Crystallization and preliminary crystallographic analysis of the central domain of Drosophila Dribble, a protein that is essential for ribosome biogenesis

Tat-Cheung Cheng a,b, Yu Wai Chen c, Kam-Bo Wong a,b,d, H Y Edwin Chan a,b,d,*
PMCID: PMC2864689  PMID: 20445256

A soluble domain spanning amino-acid residues 16–197 of the Drosophila Dribble protein was overexpressed in E. coli, purified and crystallized. X-ray diffraction data were collected to beyond 2 Å resolution.

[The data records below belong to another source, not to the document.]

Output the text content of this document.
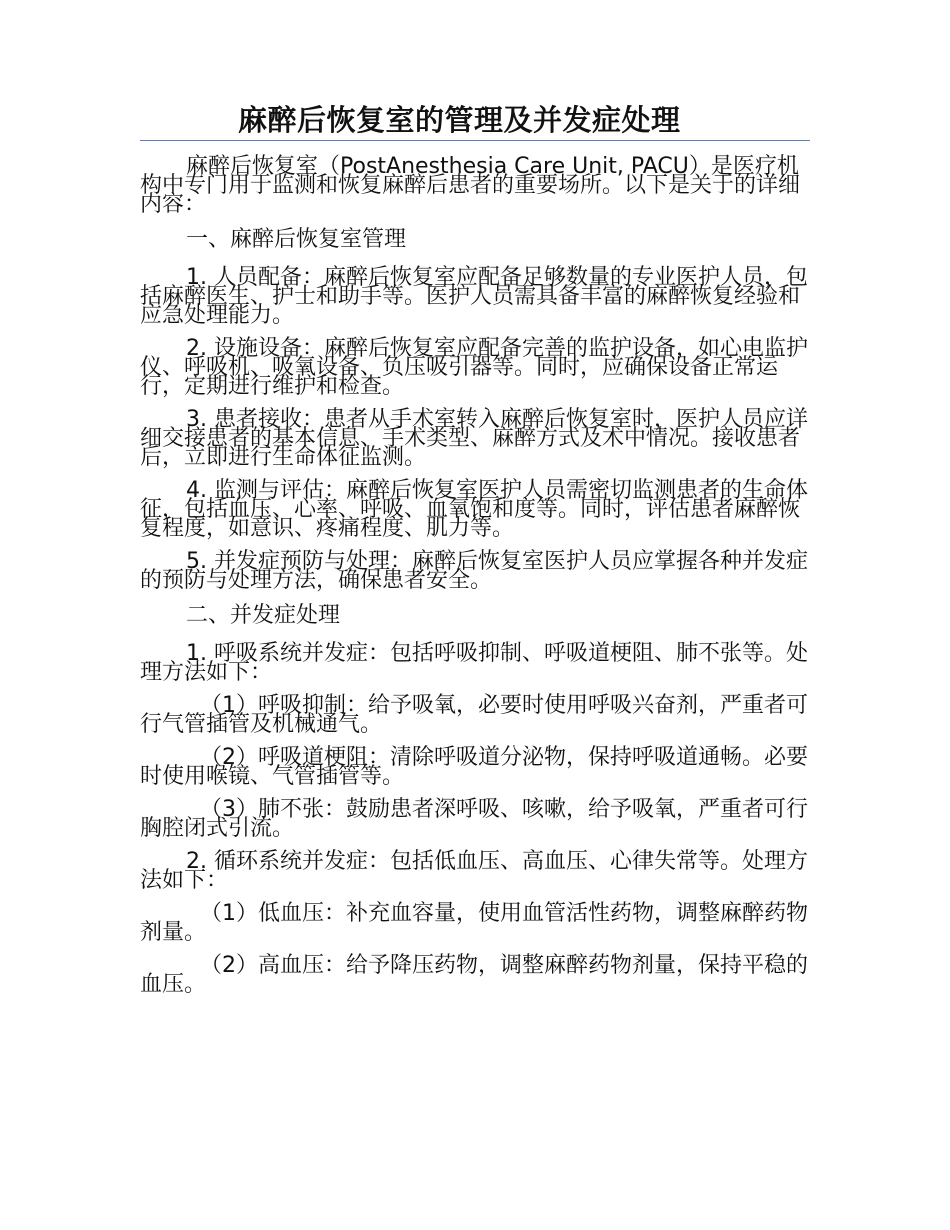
麻醉后恢复室的管理及并发症处理

麻醉后恢复室（PostAnesthesia Care Unit, PACU）是医疗机构中专门用于监测和恢复麻醉后患者的重要场所。以下是关于的详细内容：

一、麻醉后恢复室管理

1. 人员配备：麻醉后恢复室应配备足够数量的专业医护人员，包括麻醉医生、护士和助手等。医护人员需具备丰富的麻醉恢复经验和应急处理能力。

2. 设施设备：麻醉后恢复室应配备完善的监护设备，如心电监护仪、呼吸机、吸氧设备、负压吸引器等。同时，应确保设备正常运行，定期进行维护和检查。

3. 患者接收：患者从手术室转入麻醉后恢复室时，医护人员应详细交接患者的基本信息、手术类型、麻醉方式及术中情况。接收患者后，立即进行生命体征监测。

4. 监测与评估：麻醉后恢复室医护人员需密切监测患者的生命体征，包括血压、心率、呼吸、血氧饱和度等。同时，评估患者麻醉恢复程度，如意识、疼痛程度、肌力等。

5. 并发症预防与处理：麻醉后恢复室医护人员应掌握各种并发症的预防与处理方法，确保患者安全。

二、并发症处理

1. 呼吸系统并发症：包括呼吸抑制、呼吸道梗阻、肺不张等。处理方法如下：

（1）呼吸抑制：给予吸氧，必要时使用呼吸兴奋剂，严重者可行气管插管及机械通气。

（2）呼吸道梗阻：清除呼吸道分泌物，保持呼吸道通畅。必要时使用喉镜、气管插管等。

（3）肺不张：鼓励患者深呼吸、咳嗽，给予吸氧，严重者可行胸腔闭式引流。

2. 循环系统并发症：包括低血压、高血压、心律失常等。处理方法如下：

（1）低血压：补充血容量，使用血管活性药物，调整麻醉药物剂量。

（2）高血压：给予降压药物，调整麻醉药物剂量，保持平稳的血压。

Keywords: Dribble, ribosome biogenesis, Drosophila

Abstract

Dribble (DBE) is a Drosophila protein that is essential for ribosome biogenesis. Bioinformatics analysis revealed a folded central domain of DBE which is flanked by structural disorder in the N- and C-terminal regions. The protein fragment spanning amino-acid residues 16–197 (DBE16–197) was produced for structural determination. In this report, the crystallization and preliminary X-­ray diffraction data analysis of the DBE16–197 protein domain are described. Crystals of DBE16–197 were grown by the sitting-drop vapour-diffusion method at 289 K using ammonium phosphate as a precipitant. The crystals belonged to space group P212121. Data were collected that extended to beyond 2 Å resolution.

1. Introduction

Dribble (DBE; Gene ID 33269) is a Drosophila protein that represents a class of evolutionarily conserved proteins in higher eukaryotes (Chan et al., 2001; Xin et al., 2005; Gromadka et al., 2004; Sasaki et al., 2000). This class of proteins is essential for early ribosomal RNA (rRNA) processing (Chan et al., 2001) and ribosome assembly (Sasaki et al., 2000). It has previously been shown that the yeast orthologue of DBE, Krr1p, is a member of the small-subunit (SSU) processome (Dragon et al., 2002; Bernstein et al., 2004). The SSU processome is not only an early ribosome intermediate but is also actively involved in pre-rRNA processing. Having no endonuclease activity, this class of proteins is believed to play a scaffolding role in linking both the specific regions of rRNA and protein factors together for pre-rRNA cleavage. The proposed scaffolding role of this protein family is supported by the fact that DBE possesses RNA-binding affinity (Yiu et al., 2006) and Krr1p interacts with a range of ribosomal proteins as well as other factors that are essential for ribosome biogenesis (Grandi et al., 2002). Biophysical studies on DBE demonstrated that a protein domain exists in the central part of the protein that is flanked by structurally disordered N- and C-terminal regions (Yiu et al., 2006). DisProt VL3H disorder-prediction analysis (Peng et al., 2005) suggested that approximately amino-acid residues 20–200 are likely to be ordered. Furthermore, both Pfam (Finn et al., 2008) and SUPERFAMILY (Wilson et al., 2009) database searches demonstrated that DBE contains a KH-like domain that approximately spans amino-acid residues 120–200 (Yiu et al., 2006). However, the structural identity of the DBE20–119 fragment is currently unknown. A DBE protein fragment spanning amino-acid residues 16–197 was generated with the aim of studying the protein architecture of this family of proteins and, more importantly, shedding light on their molecular functions (Chan et al., 2001; Xin et al., 2005; Gromadka et al., 2004; Sasaki et al., 2000).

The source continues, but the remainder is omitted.